By default, Sitoo encrypts data at rest and data in transit for all of our customers. Sitoo leverages AWS for data encryption in transit (TLS 1.2+) and at rest (AES-256). Sitoo uses the AWS Key Management Service (KMS) to enable data at rest encryption across our products. We use this for encrypting data within databases (RDS, NoSQL), and data stored within S3 etc.
Sitoo requires vulnerability scanning in our Secure Development Lifecycle (SDLC):
Software composition analysis (SCA) to identify known vulnerabilities in our software supply chain
Static analysis security testing (SAST) of code during pull requests and on an ongoing basis
Dynamic analysis security testing (DAST) of running applications.
Sitoo engages with external independent penetration testing firms at least annually. All areas of the Sitoo products (APIs, backoffice web app, POS apps (iOS and Android) and cloud infrastructure are in-scope for these assessments.
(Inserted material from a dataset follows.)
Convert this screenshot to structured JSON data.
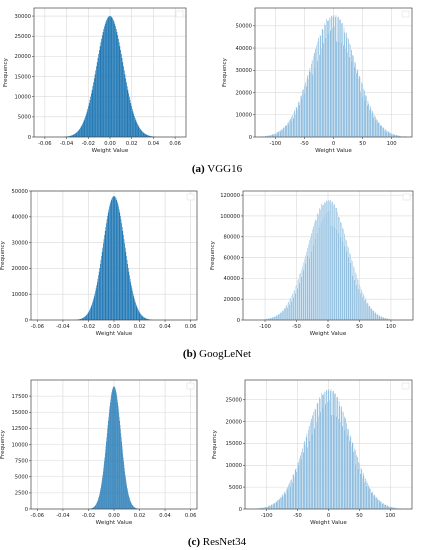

Sitoo utilizes a structured employee on-boarding process involving background checks, reference checks, and interviews with relevant Sitoo employees. All Sitoo employees have reviewed and accepted all relevant policies and procedures.
Sitoo provides comprehensive security training to all employees upon onboarding and annually. In addition, all new employees attend a live onboarding session with the Sitoo Security Team centered around security principles guiding the company’s work. All new engineers also attend mandatory training focused on secure coding principles and practices.